The signals in microseismic monitoring that are recorded by surface or near-surface array typically have rather low amplitudes buried in noise and interference require sophisticated method to provide optimal processing. The goal of this project is to develop novel efficient and reliable microseismic monitoring schemes, such as event detection algorithms, location algorithms, and hopefully moment tensor inversion. From an application’s point of view, the newly developed algorithms and some necessary simulations are planned to be programmed.

Microseismic event enhancement and detection in sensor arrays

Passive microseismic data are commonly buried in noise, which presents a significant challenge in microseismic data analysis and event detection. One of the ongoing topics is to provide efficient and robust algorithms for the microseismic event detection and denoising. Practically, we consider the situation where a sensor array (downhole or on the surface) provides multiple traces that each contain an arrival from the event. We have proposed an autocorrelation-based method that designs a denoising filter in the frequency domain which is then applied to all the traces to make the event detection easier. This approach uses stacking of the autocorrelation functions, which works well because the autocorrelations of all the traces are centered at zero in the lag domain. Thus, it does not suffer the usual drawback of stacking where the time offsets among traces must be known. The performance of the method is studied with respect to the number of traces, the noise level, as well as the spectra of the wavelet and the noise.

The simplicity and robustness of this method is validated with synthetic and field datasets. In Figure 1, we show the original data (only showing 14 traces out of 200), noisy data after adding Gaussian noise, and the denoised results.


Sparse-promoting full waveform inversion based online orthogonal dictionary learning

NOTE: this work is conducted by Lingchen Zhu in our group.

dictionary learning

During the latter half of 2015, we proposed a new Full Waveform Inversion (FWI) method based on the dictionary-learning method and submitted two papers. One is accepted by International Conference on Acoustics, Speech and Signal Processing (ICASSP) 2016 in Shanghai, China and another one is pending review in Geophysics.

FWI delivers high-resolution subsurface geophysical models by iteratively minimizing the least-squares misfit between the observed and simulated seismic data.

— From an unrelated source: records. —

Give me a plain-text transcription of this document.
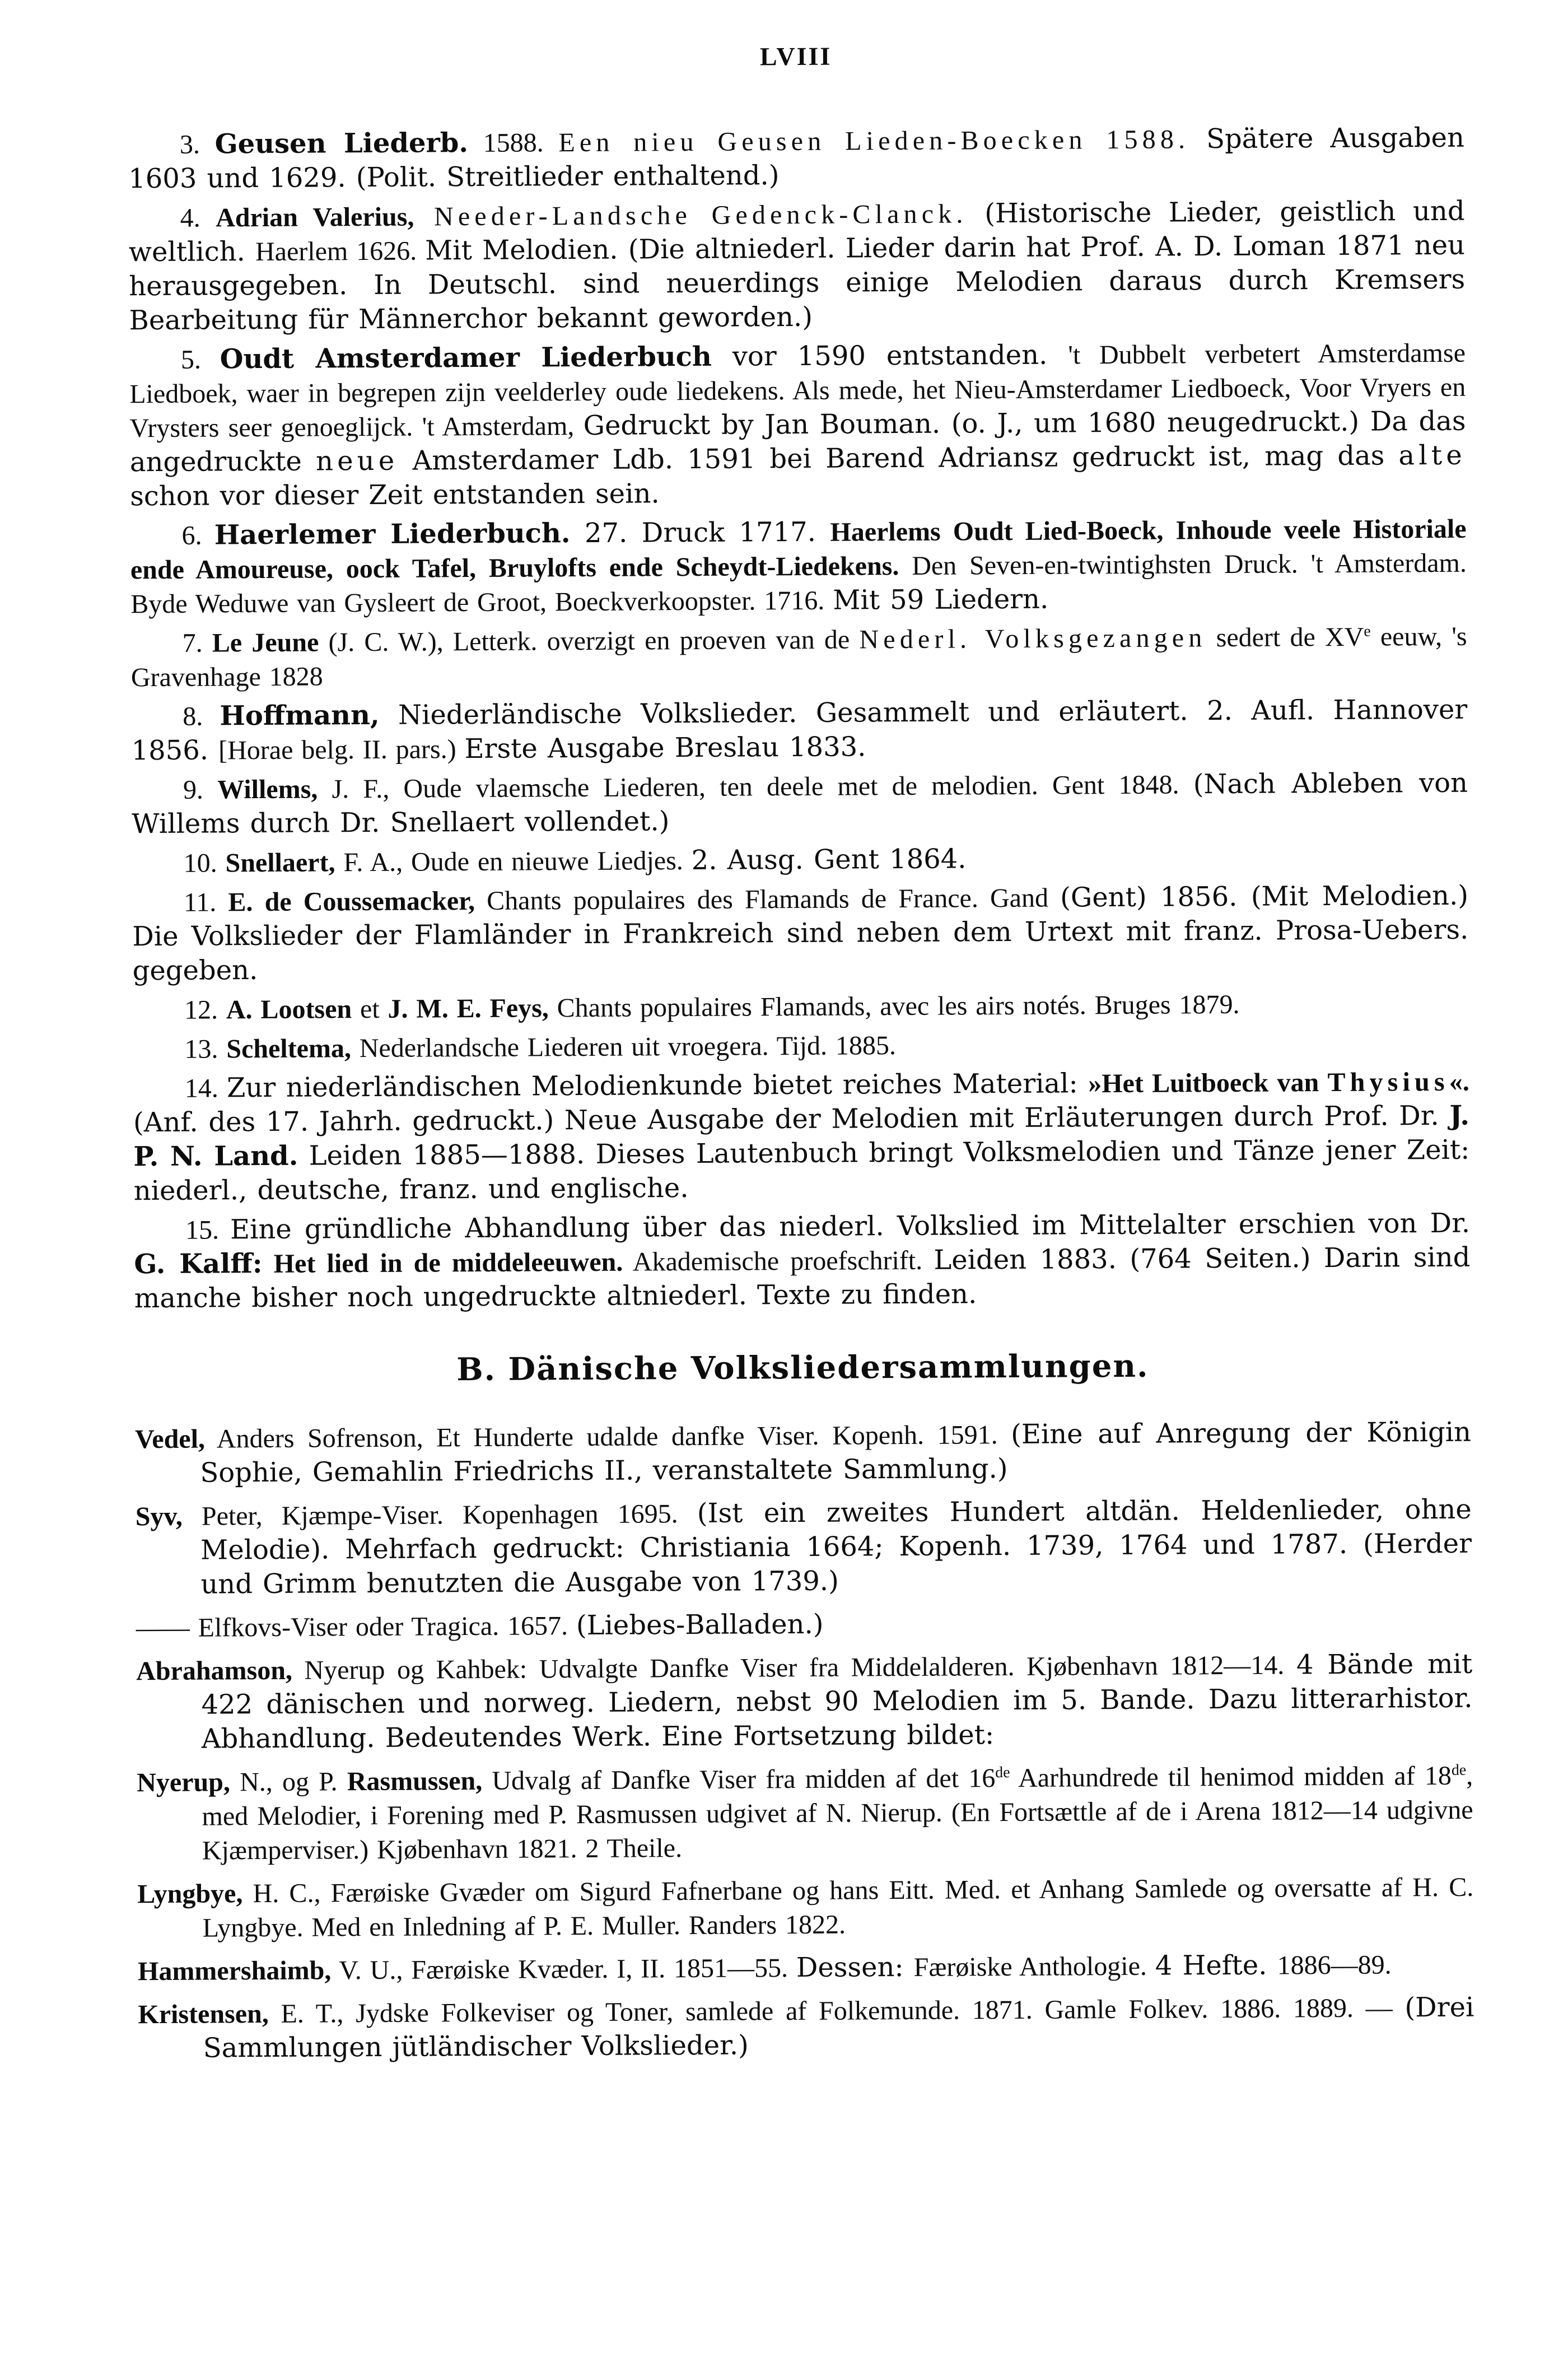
LVIII

3. Geusen Liederb. 1588. Een nieu Geusen Lieden-Boecken 1588. Spätere Ausgaben 1603 und 1629. (Polit. Streitlieder enthaltend.)

4. Adrian Valerius, Needer-Landsche Gedenck-Clanck. (Historische Lieder, geistlich und weltlich. Haerlem 1626. Mit Melodien. (Die altniederl. Lieder darin hat Prof. A. D. Loman 1871 neu herausgegeben. In Deutschl. sind neuerdings einige Melodien daraus durch Kremsers Bearbeitung für Männerchor bekannt geworden.)

5. Oudt Amsterdamer Liederbuch vor 1590 entstanden. 't Dubbelt verbetert Amsterdamse Liedboek, waer in begrepen zijn veelderley oude liedekens. Als mede, het Nieu-Amsterdamer Liedboeck, Voor Vryers en Vrysters seer genoeglijck. 't Amsterdam, Gedruckt by Jan Bouman. (o. J., um 1680 neugedruckt.) Da das angedruckte neue Amsterdamer Ldb. 1591 bei Barend Adriansz gedruckt ist, mag das alte schon vor dieser Zeit entstanden sein.

6. Haerlemer Liederbuch. 27. Druck 1717. Haerlems Oudt Lied-Boeck, Inhoude veele Historiale ende Amoureuse, oock Tafel, Bruylofts ende Scheydt-Liedekens. Den Seven-en-twintighsten Druck. 't Amsterdam. Byde Weduwe van Gysleert de Groot, Boeckverkoopster. 1716. Mit 59 Liedern.

7. Le Jeune (J. C. W.), Letterk. overzigt en proeven van de Nederl. Volksgezangen sedert de XVe eeuw, 's Gravenhage 1828

8. Hoffmann, Niederländische Volkslieder. Gesammelt und erläutert. 2. Aufl. Hannover 1856. [Horae belg. II. pars.) Erste Ausgabe Breslau 1833.

9. Willems, J. F., Oude vlaemsche Liederen, ten deele met de melodien. Gent 1848. (Nach Ableben von Willems durch Dr. Snellaert vollendet.)

10. Snellaert, F. A., Oude en nieuwe Liedjes. 2. Ausg. Gent 1864.

11. E. de Coussemacker, Chants populaires des Flamands de France. Gand (Gent) 1856. (Mit Melodien.) Die Volkslieder der Flamländer in Frankreich sind neben dem Urtext mit franz. Prosa-Uebers. gegeben.

12. A. Lootsen et J. M. E. Feys, Chants populaires Flamands, avec les airs notés. Bruges 1879.

13. Scheltema, Nederlandsche Liederen uit vroegera. Tijd. 1885.

14. Zur niederländischen Melodienkunde bietet reiches Material: »Het Luitboeck van Thysius«. (Anf. des 17. Jahrh. gedruckt.) Neue Ausgabe der Melodien mit Erläuterungen durch Prof. Dr. J. P. N. Land. Leiden 1885—1888. Dieses Lautenbuch bringt Volksmelodien und Tänze jener Zeit: niederl., deutsche, franz. und englische.

15. Eine gründliche Abhandlung über das niederl. Volkslied im Mittelalter erschien von Dr. G. Kalff: Het lied in de middeleeuwen. Akademische proefschrift. Leiden 1883. (764 Seiten.) Darin sind manche bisher noch ungedruckte altniederl. Texte zu finden.

B. Dänische Volksliedersammlungen.

Vedel, Anders Sofrenson, Et Hunderte udalde danfke Viser. Kopenh. 1591. (Eine auf Anregung der Königin Sophie, Gemahlin Friedrichs II., veranstaltete Sammlung.)

Syv, Peter, Kjæmpe-Viser. Kopenhagen 1695. (Ist ein zweites Hundert altdän. Heldenlieder, ohne Melodie). Mehrfach gedruckt: Christiania 1664; Kopenh. 1739, 1764 und 1787. (Herder und Grimm benutzten die Ausgabe von 1739.)

—— Elfkovs-Viser oder Tragica. 1657. (Liebes-Balladen.)

Abrahamson, Nyerup og Kahbek: Udvalgte Danfke Viser fra Middelalderen. Kjøbenhavn 1812—14. 4 Bände mit 422 dänischen und norweg. Liedern, nebst 90 Melodien im 5. Bande. Dazu litterarhistor. Abhandlung. Bedeutendes Werk. Eine Fortsetzung bildet:

Nyerup, N., og P. Rasmussen, Udvalg af Danfke Viser fra midden af det 16de Aarhundrede til henimod midden af 18de, med Melodier, i Forening med P. Rasmussen udgivet af N. Nierup. (En Fortsættle af de i Arena 1812—14 udgivne Kjæmperviser.) Kjøbenhavn 1821. 2 Theile.

Lyngbye, H. C., Færøiske Gvæder om Sigurd Fafnerbane og hans Eitt. Med. et Anhang Samlede og oversatte af H. C. Lyngbye. Med en Inledning af P. E. Muller. Randers 1822.

Hammershaimb, V. U., Færøiske Kvæder. I, II. 1851—55. Dessen: Færøiske Anthologie. 4 Hefte. 1886—89.

Kristensen, E. T., Jydske Folkeviser og Toner, samlede af Folkemunde. 1871. Gamle Folkev. 1886. 1889. — (Drei Sammlungen jütländischer Volkslieder.)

Due to the limited accuracy of the starting model and the inconsistency of the seismic waveform data, the FWI problem is inherently ill-posed, so that regularization techniques are typically applied to obtain better models. FWI is also a computationally expensive problem because modern seismic surveys cover very large areas of interest and collect massive volumes of data. The dimensionality of the problem and the heterogeneity of the medium both stress the need for faster algorithms and sparse regularization techniques to accelerate and improve imaging results.


Our method reaches these goals by developing a compressive sensing approach for the FWI problem, where the sparsity of model perturbations is exploited within learned dictionaries. Dictionaries are updated iteratively to adapt to dynamic model perturbations. Meanwhile, the dictionaries are kept orthonormal in order to maintain the corresponding transform in a fast and compact manner without introducing extra computational overhead to FWI. Such a sparsity regularization on model perturbations enables us to take randomly subsampled data for computation and thus significantly reduce the cost.